Steelers ILBs Vince Williams, Tyler Matakevich don't expect drop-off
It's been 17 years since the Steelers went into a season without a first-round pick atop the depth chart at one of their inside linebacker spots.
How long has it been since there wasn't a first- or second-rounder starting at either spot? Try Bill Cowher's debut season in 1992.
If Penn State is "Linebacker U," it could be argued the Steelers are "Linebacker Inc." And the franchise that has prided itself on linebackers for a half-century typically has prioritized acquiring high-pedigree talent at the position. The Steelers' two current starters at outside linebacker are former first-round picks.
That's why it's so different to scan the Steelers depth chart at ILB. It features sixth-rounder Vince Williams and seventh-rounder Tyler Matakevich. Behind them are a journeyman on his fifth team and four undrafted players.
That's quite the difference for Jerry Olsavsky, who during his first eight seasons coaching the Steelers inside linebackers coach had Pro Bowlers Lawrence Timmons and/or Ryan Shazier as starters.
"I've been blessed. I've had two first-rounders for a long time," Olsavsky said after a minicamp practice this week. "Great players, and hopefully I coached them a little bit and it wasn't just all on raw talent.
"But you've just got to work hard and try to get the guys to believe what they can do. I believe everyone can hit like Lawrence and run like Ryan — or I should say, get to the ball as fast as they can. And that's really how I coach and what they know."
When Earl Holmes and rookie Kendrell Bell started all 16 games in 2001, it marked the most recent season the Steelers didn't have a first-rounder in the middle of their defense. Since then, the likes of former No. 8 overall pick James Farrior (2002-2011) and a pair of players drafted 15th overall (Timmons from 2008-2016, and Shazier from 2013 until his spinal injury last December) were regulars at inside linebacker.
Accounting for second-round picks Bell, Levon Kirkland and Chad Brown, it has been since the Chuck Noll-drafted tandem of Hardy Nickerson and David Little were the primary ILB starters in 1992 that the Steelers didn't stack the middle of their linebacking corps with high-pedigree talent.
But will it matter in 2018? Will the Steelers defense suffer because Williams (sixth round, 2013) and Matakevich (seventh round, 2016) don't run 4.5 40s and/or weigh 255 pounds?
"You just get guys to try to do it within their skill set," said Olsavsky, a former 10th-round pick who started at inside linebacker for the Steelers in the early 1990s. "So that's what I am really going to try to do.
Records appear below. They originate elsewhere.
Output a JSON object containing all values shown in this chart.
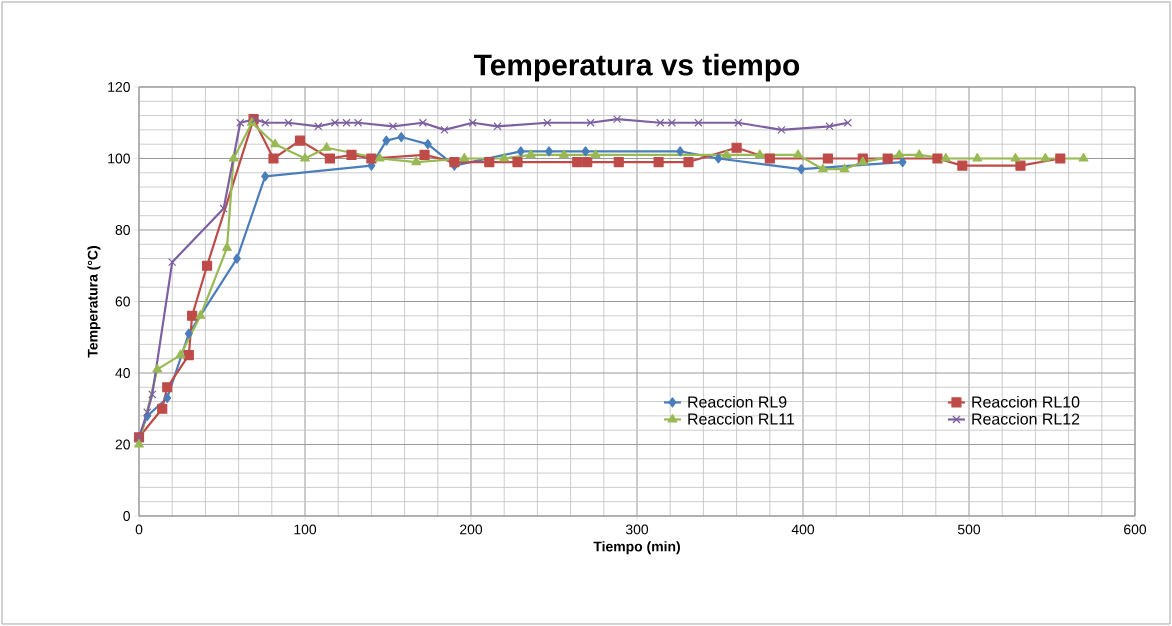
{
  "chart_data": {
    "type": "line",
    "title": "Temperatura vs tiempo",
    "xlabel": "Tiempo (min)",
    "ylabel": "Temperatura (°C)",
    "xlim": [
      0,
      600
    ],
    "xticks": [
      0,
      100,
      200,
      300,
      400,
      500,
      600
    ],
    "ylim": [
      0,
      120
    ],
    "yticks": [
      0,
      20,
      40,
      60,
      80,
      100,
      120
    ],
    "grid": true,
    "legend": "bottom right",
    "series": [
      {
        "name": "Reaccion RL9",
        "color": "#4a7ebb",
        "marker": "diamond",
        "x": [
          0,
          5,
          17,
          30,
          59,
          76,
          81,
          140,
          149,
          158,
          174,
          190,
          230,
          247,
          269,
          326,
          349,
          399,
          460
        ],
        "values": [
          22,
          28,
          33,
          51,
          72,
          95,
          null,
          98,
          105,
          106,
          104,
          98,
          102,
          102,
          102,
          102,
          100,
          97,
          99
        ]
      },
      {
        "name": "Reaccion RL10",
        "color": "#be4b48",
        "marker": "square",
        "x": [
          0,
          14,
          17,
          30,
          32,
          41,
          69,
          81,
          97,
          115,
          128,
          140,
          172,
          190,
          211,
          228,
          264,
          270,
          289,
          313,
          331,
          360,
          380,
          415,
          436,
          451,
          481,
          496,
          531,
          555
        ],
        "values": [
          22,
          30,
          36,
          45,
          56,
          70,
          111,
          100,
          105,
          100,
          101,
          100,
          101,
          99,
          99,
          99,
          99,
          99,
          99,
          99,
          99,
          103,
          100,
          100,
          100,
          100,
          100,
          98,
          98,
          100
        ]
      },
      {
        "name": "Reaccion RL11",
        "color": "#98b954",
        "marker": "triangle",
        "x": [
          0,
          11,
          25,
          37,
          53,
          57,
          68,
          82,
          100,
          113,
          145,
          167,
          196,
          220,
          236,
          256,
          275,
          354,
          374,
          397,
          412,
          425,
          436,
          458,
          470,
          486,
          505,
          528,
          546,
          569
        ],
        "values": [
          20,
          41,
          45,
          56,
          75,
          100,
          110,
          104,
          100,
          103,
          100,
          99,
          100,
          100,
          101,
          101,
          101,
          101,
          101,
          101,
          97,
          97,
          99,
          101,
          101,
          100,
          100,
          100,
          100,
          100
        ]
      },
      {
        "name": "Reaccion RL12",
        "color": "#7d60a0",
        "marker": "cross",
        "x": [
          0,
          5,
          8,
          20,
          51,
          61,
          70,
          76,
          90,
          108,
          118,
          125,
          132,
          153,
          171,
          184,
          201,
          216,
          246,
          272,
          288,
          314,
          321,
          337,
          361,
          387,
          416,
          427
        ],
        "values": [
          22,
          29,
          34,
          71,
          86,
          110,
          111,
          110,
          110,
          109,
          110,
          110,
          110,
          109,
          110,
          108,
          110,
          109,
          110,
          110,
          111,
          110,
          110,
          110,
          110,
          108,
          109,
          110
        ]
      }
    ]
  }
}
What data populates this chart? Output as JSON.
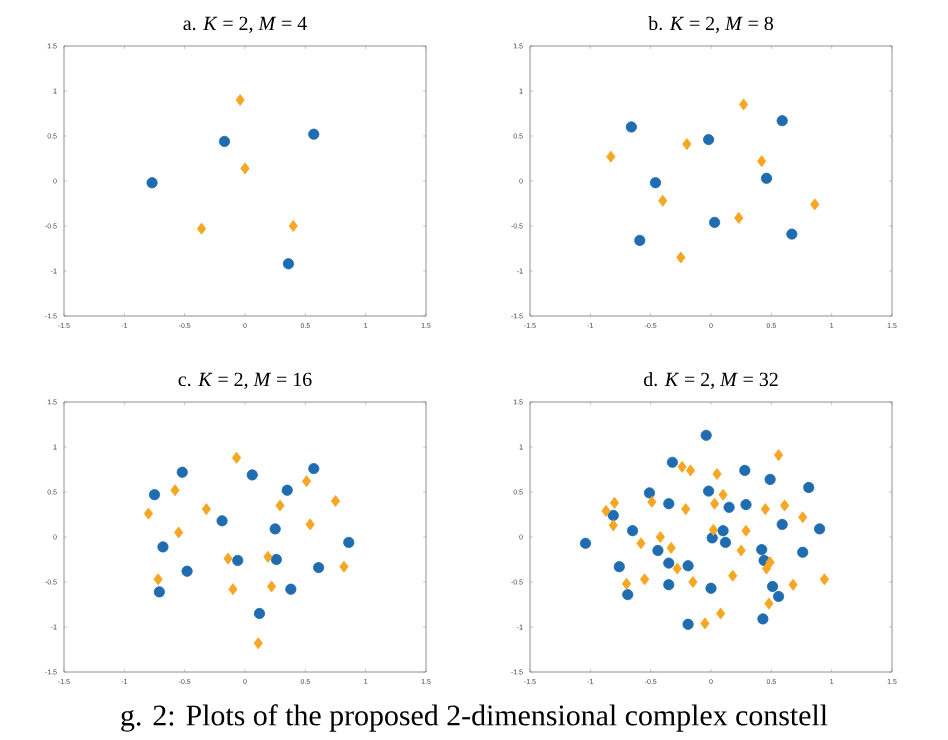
{
  "chart_data": [
    {
      "type": "scatter",
      "title": "a. *K* = 2, *M* = 4",
      "xlim": [
        -1.5,
        1.5
      ],
      "ylim": [
        -1.5,
        1.5
      ],
      "xticks": [
        -1.5,
        -1,
        -0.5,
        0,
        0.5,
        1,
        1.5
      ],
      "yticks": [
        -1.5,
        -1,
        -0.5,
        0,
        0.5,
        1,
        1.5
      ],
      "series": [
        {
          "color": "#1f6db0",
          "marker": "circle",
          "x": [
            -0.77,
            -0.17,
            0.57,
            0.36
          ],
          "values": [
            -0.02,
            0.44,
            0.52,
            -0.92
          ]
        },
        {
          "color": "#f5a623",
          "marker": "diamond",
          "x": [
            -0.04,
            0.0,
            -0.36,
            0.4
          ],
          "values": [
            0.9,
            0.14,
            -0.53,
            -0.5
          ]
        }
      ]
    },
    {
      "type": "scatter",
      "title": "b. *K* = 2, *M* = 8",
      "xlim": [
        -1.5,
        1.5
      ],
      "ylim": [
        -1.5,
        1.5
      ],
      "xticks": [
        -1.5,
        -1,
        -0.5,
        0,
        0.5,
        1,
        1.5
      ],
      "yticks": [
        -1.5,
        -1,
        -0.5,
        0,
        0.5,
        1,
        1.5
      ],
      "series": [
        {
          "color": "#1f6db0",
          "marker": "circle",
          "x": [
            -0.66,
            -0.02,
            0.59,
            -0.46,
            0.46,
            0.03,
            -0.59,
            0.67
          ],
          "values": [
            0.6,
            0.46,
            0.67,
            -0.02,
            0.03,
            -0.46,
            -0.66,
            -0.59
          ]
        },
        {
          "color": "#f5a623",
          "marker": "diamond",
          "x": [
            0.27,
            -0.2,
            -0.83,
            0.42,
            -0.4,
            0.23,
            0.86,
            -0.25
          ],
          "values": [
            0.85,
            0.41,
            0.27,
            0.22,
            -0.22,
            -0.41,
            -0.26,
            -0.85
          ]
        }
      ]
    },
    {
      "type": "scatter",
      "title": "c. *K* = 2, *M* = 16",
      "xlim": [
        -1.5,
        1.5
      ],
      "ylim": [
        -1.5,
        1.5
      ],
      "xticks": [
        -1.5,
        -1,
        -0.5,
        0,
        0.5,
        1,
        1.5
      ],
      "yticks": [
        -1.5,
        -1,
        -0.5,
        0,
        0.5,
        1,
        1.5
      ],
      "annotations": [
        "g. 2: Plots of the proposed 2-dimensional complex constell"
      ],
      "series": [
        {
          "color": "#1f6db0",
          "marker": "circle",
          "x": [
            -0.52,
            -0.75,
            0.06,
            0.57,
            0.35,
            -0.19,
            0.25,
            -0.68,
            0.86,
            -0.06,
            0.26,
            -0.48,
            0.61,
            -0.71,
            0.38,
            0.12
          ],
          "values": [
            0.72,
            0.47,
            0.69,
            0.76,
            0.52,
            0.18,
            0.09,
            -0.11,
            -0.06,
            -0.26,
            -0.25,
            -0.38,
            -0.34,
            -0.61,
            -0.58,
            -0.85
          ]
        },
        {
          "color": "#f5a623",
          "marker": "diamond",
          "x": [
            -0.07,
            0.51,
            -0.58,
            -0.8,
            -0.32,
            0.29,
            0.75,
            0.54,
            -0.55,
            -0.14,
            0.19,
            -0.72,
            -0.1,
            0.22,
            0.82,
            0.11
          ],
          "values": [
            0.88,
            0.62,
            0.52,
            0.26,
            0.31,
            0.35,
            0.4,
            0.14,
            0.05,
            -0.24,
            -0.22,
            -0.47,
            -0.58,
            -0.55,
            -0.33,
            -1.18
          ]
        }
      ]
    },
    {
      "type": "scatter",
      "title": "d. *K* = 2, *M* = 32",
      "xlim": [
        -1.5,
        1.5
      ],
      "ylim": [
        -1.5,
        1.5
      ],
      "xticks": [
        -1.5,
        -1,
        -0.5,
        0,
        0.5,
        1,
        1.5
      ],
      "yticks": [
        -1.5,
        -1,
        -0.5,
        0,
        0.5,
        1,
        1.5
      ],
      "series": [
        {
          "color": "#1f6db0",
          "marker": "circle",
          "x": [
            -0.04,
            -0.32,
            0.28,
            0.49,
            0.81,
            -0.51,
            -0.02,
            -0.35,
            0.15,
            0.29,
            -0.81,
            -0.65,
            0.59,
            0.9,
            0.1,
            0.01,
            0.12,
            -1.04,
            -0.44,
            0.42,
            0.76,
            -0.35,
            -0.19,
            0.44,
            -0.76,
            -0.35,
            0.0,
            0.51,
            -0.69,
            0.56,
            0.43,
            -0.19
          ],
          "values": [
            1.13,
            0.83,
            0.74,
            0.64,
            0.55,
            0.49,
            0.51,
            0.37,
            0.33,
            0.36,
            0.24,
            0.07,
            0.14,
            0.09,
            0.07,
            -0.01,
            -0.06,
            -0.07,
            -0.15,
            -0.14,
            -0.17,
            -0.29,
            -0.32,
            -0.26,
            -0.33,
            -0.53,
            -0.57,
            -0.55,
            -0.64,
            -0.66,
            -0.91,
            -0.97
          ]
        },
        {
          "color": "#f5a623",
          "marker": "diamond",
          "x": [
            0.56,
            -0.17,
            0.05,
            -0.8,
            -0.49,
            0.1,
            0.03,
            -0.21,
            0.45,
            0.61,
            -0.87,
            -0.81,
            0.76,
            0.29,
            -0.58,
            -0.33,
            0.25,
            -0.28,
            -0.15,
            0.18,
            0.46,
            0.68,
            0.94,
            -0.55,
            -0.7,
            0.48,
            0.08,
            -0.05,
            0.02,
            -0.24,
            -0.42,
            0.49
          ],
          "values": [
            0.91,
            0.74,
            0.7,
            0.38,
            0.39,
            0.47,
            0.37,
            0.31,
            0.31,
            0.35,
            0.29,
            0.13,
            0.22,
            0.07,
            -0.07,
            -0.12,
            -0.15,
            -0.35,
            -0.5,
            -0.43,
            -0.35,
            -0.53,
            -0.47,
            -0.47,
            -0.52,
            -0.74,
            -0.85,
            -0.96,
            0.08,
            0.78,
            0.0,
            -0.28
          ]
        }
      ]
    }
  ]
}
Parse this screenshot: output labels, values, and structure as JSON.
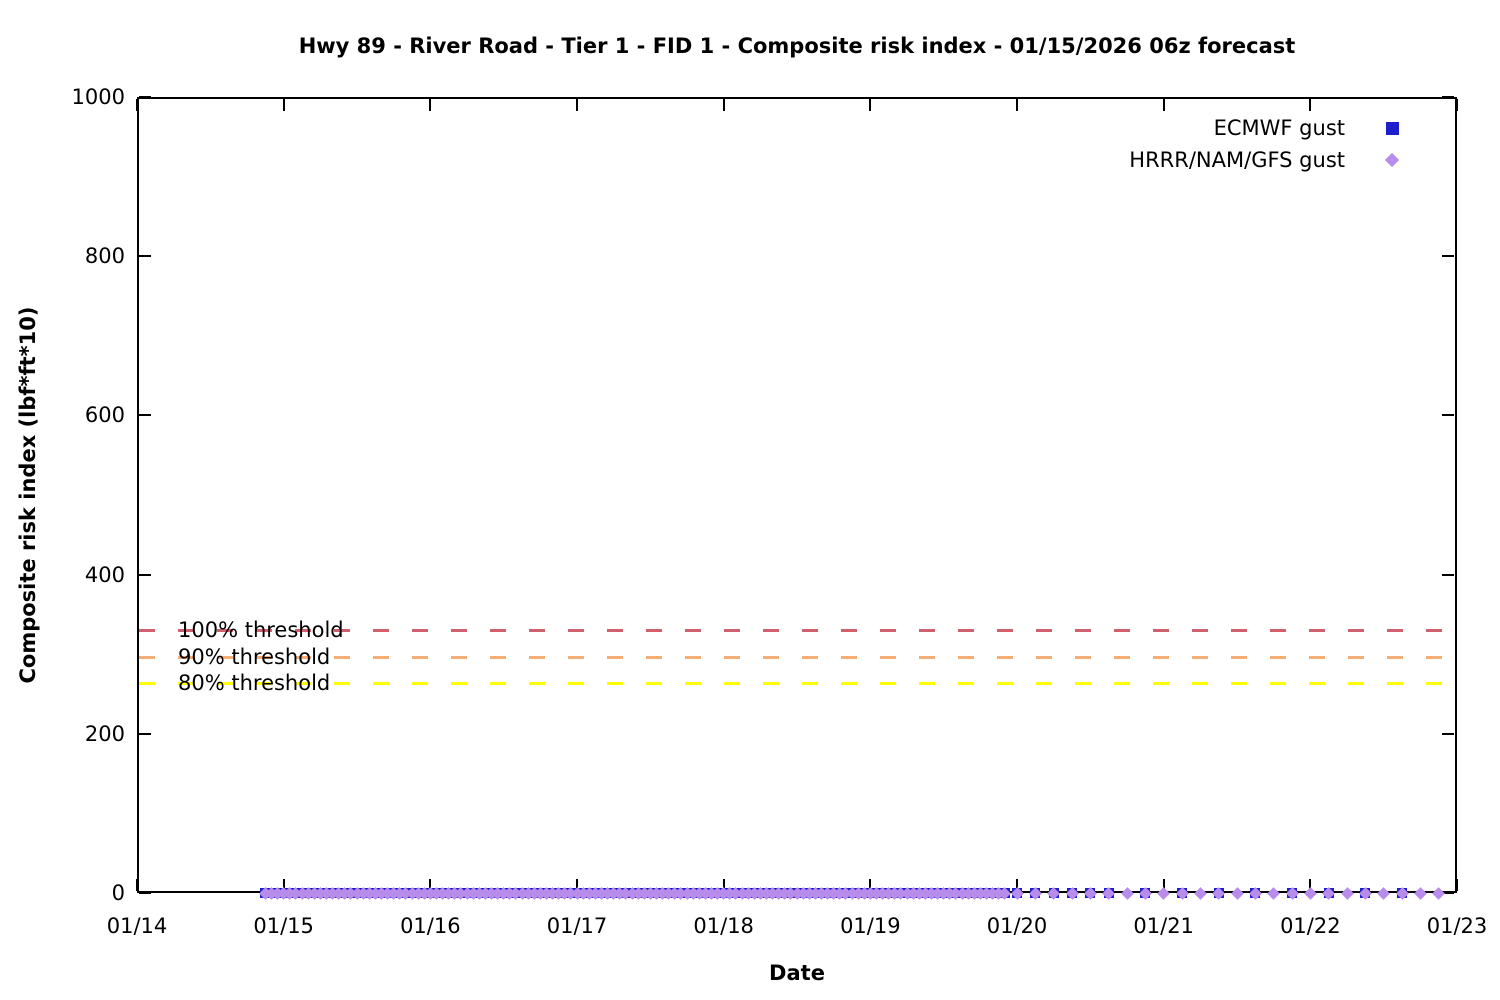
{
  "chart_data": {
    "type": "scatter",
    "title": "Hwy 89 - River Road - Tier 1 - FID 1 - Composite risk index - 01/15/2026 06z forecast",
    "xlabel": "Date",
    "ylabel": "Composite risk index (lbf*ft*10)",
    "x_tick_labels": [
      "01/14",
      "01/15",
      "01/16",
      "01/17",
      "01/18",
      "01/19",
      "01/20",
      "01/21",
      "01/22",
      "01/23"
    ],
    "xlim_days_from_0114": [
      0,
      9
    ],
    "y_ticks": [
      0,
      200,
      400,
      600,
      800,
      1000
    ],
    "ylim": [
      0,
      1000
    ],
    "grid": false,
    "legend_position": "inside top-right",
    "legend": [
      {
        "label": "ECMWF gust",
        "marker": "square",
        "color": "#1e1ecd"
      },
      {
        "label": "HRRR/NAM/GFS gust",
        "marker": "diamond",
        "color": "#b78ceb"
      }
    ],
    "thresholds": [
      {
        "label": "100% threshold",
        "value": 330,
        "color": "#d1606f",
        "style": "dashed"
      },
      {
        "label": "90% threshold",
        "value": 297,
        "color": "#f5ae76",
        "style": "dashed"
      },
      {
        "label": "80% threshold",
        "value": 264,
        "color": "#ffff00",
        "style": "dashed"
      }
    ],
    "series": [
      {
        "name": "ECMWF gust",
        "marker": "square",
        "color": "#1e1ecd",
        "value": 0,
        "segments": [
          {
            "start_day": 0.875,
            "end_day": 5.958,
            "interval_hours": 1
          },
          {
            "start_day": 6.0,
            "end_day": 6.625,
            "interval_hours": 3
          },
          {
            "start_day": 6.875,
            "end_day": 8.625,
            "interval_hours": 6
          }
        ]
      },
      {
        "name": "HRRR/NAM/GFS gust",
        "marker": "diamond",
        "color": "#b78ceb",
        "value": 0,
        "segments": [
          {
            "start_day": 0.875,
            "end_day": 5.958,
            "interval_hours": 1
          },
          {
            "start_day": 6.0,
            "end_day": 8.875,
            "interval_hours": 3
          }
        ]
      }
    ]
  }
}
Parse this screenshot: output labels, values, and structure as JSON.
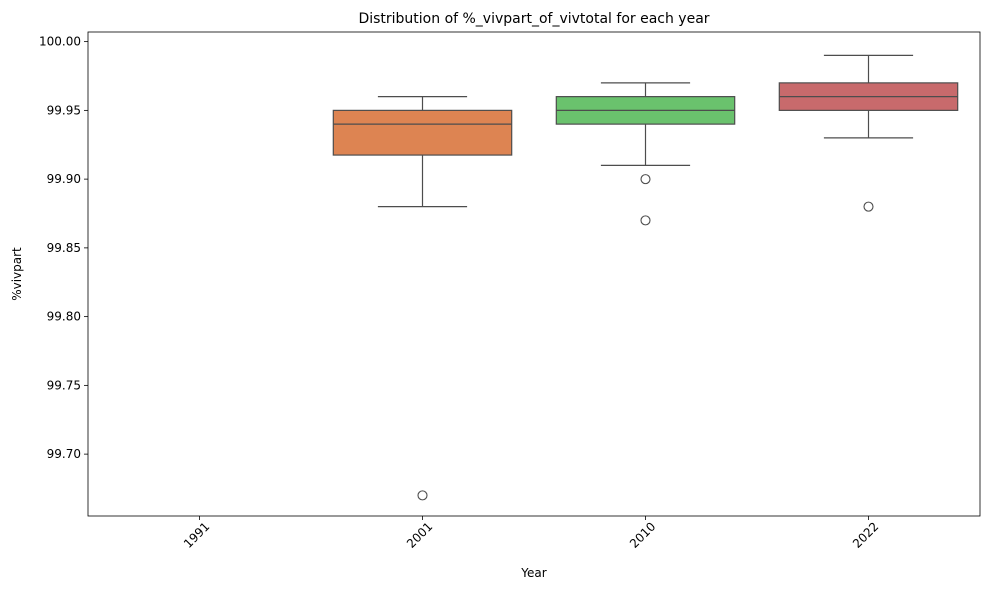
{
  "chart_data": {
    "type": "box",
    "title": "Distribution of %_vivpart_of_vivtotal for each year",
    "xlabel": "Year",
    "ylabel": "%vivpart",
    "ylim": [
      99.655,
      100.007
    ],
    "yticks": [
      "99.70",
      "99.75",
      "99.80",
      "99.85",
      "99.90",
      "99.95",
      "100.00"
    ],
    "categories": [
      "1991",
      "2001",
      "2010",
      "2022"
    ],
    "boxes": [
      {
        "category": "1991",
        "empty": true
      },
      {
        "category": "2001",
        "color": "#dd8452",
        "whisker_low": 99.88,
        "q1": 99.9175,
        "median": 99.94,
        "q3": 99.95,
        "whisker_high": 99.96,
        "outliers": [
          99.67
        ]
      },
      {
        "category": "2010",
        "color": "#6ac26d",
        "whisker_low": 99.91,
        "q1": 99.94,
        "median": 99.95,
        "q3": 99.96,
        "whisker_high": 99.97,
        "outliers": [
          99.9,
          99.87
        ]
      },
      {
        "category": "2022",
        "color": "#c86a6c",
        "whisker_low": 99.93,
        "q1": 99.95,
        "median": 99.96,
        "q3": 99.97,
        "whisker_high": 99.99,
        "outliers": [
          99.88
        ]
      }
    ],
    "grid": false,
    "legend": "none"
  }
}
And even though they don't run 4.3, and they can't jump (high), the guys we have can still make a lot of plays."
The projected starters have proven that. Williams had 8½ sacks in limited pass-rushing opportunities last season, and Matakevich was the consensus defensive player of the year while at Temple in 2015 after his fourth 100-tackle season.
But Matakevich is barely 6-foot and ran a 4.81 40, the skeptics say. Williams' profile isn't all that different.
"I feel communication and, honestly, just studying the game, knowing you can use that knowledge to make up for that speed, I have been doing that my whole life," Matakevich said. "'I might not be able to get there right way, so let me cheat over.' I know in my head, I know what play is coming. Use your knowledge to compensate for little things you lack."
It sounds so much like a feel-good story: the scrappy underdogs taking over for the high-profile, athletic stars. But in the real world, talent typically trumps.
The Steelers tried to sign a high-profile free agent ( Dont'a Hightower ) after Timmons left as a free agent in 2017, and they sought players at the position in the first round ( Rashaan Evans and Leighton Vander Esch ) in April four months following Shazier's serious injury.
Regardless of whether or not that was a tacit acknowledgment that there's more talent needed at the position, Williams and Matakevich frequently have said they find motivation in proving people wrong and playing with the proverbial chip on their shoulders.
"The Steelers haven't fielded a sorry linebacker in how many years?" Williams asked, rhetorically. "When was the last time we've had an incompetent linebacking corps? That's not what we do here.
"Anybody they put out there, they trust them and I trust them and I know they're gonna produce."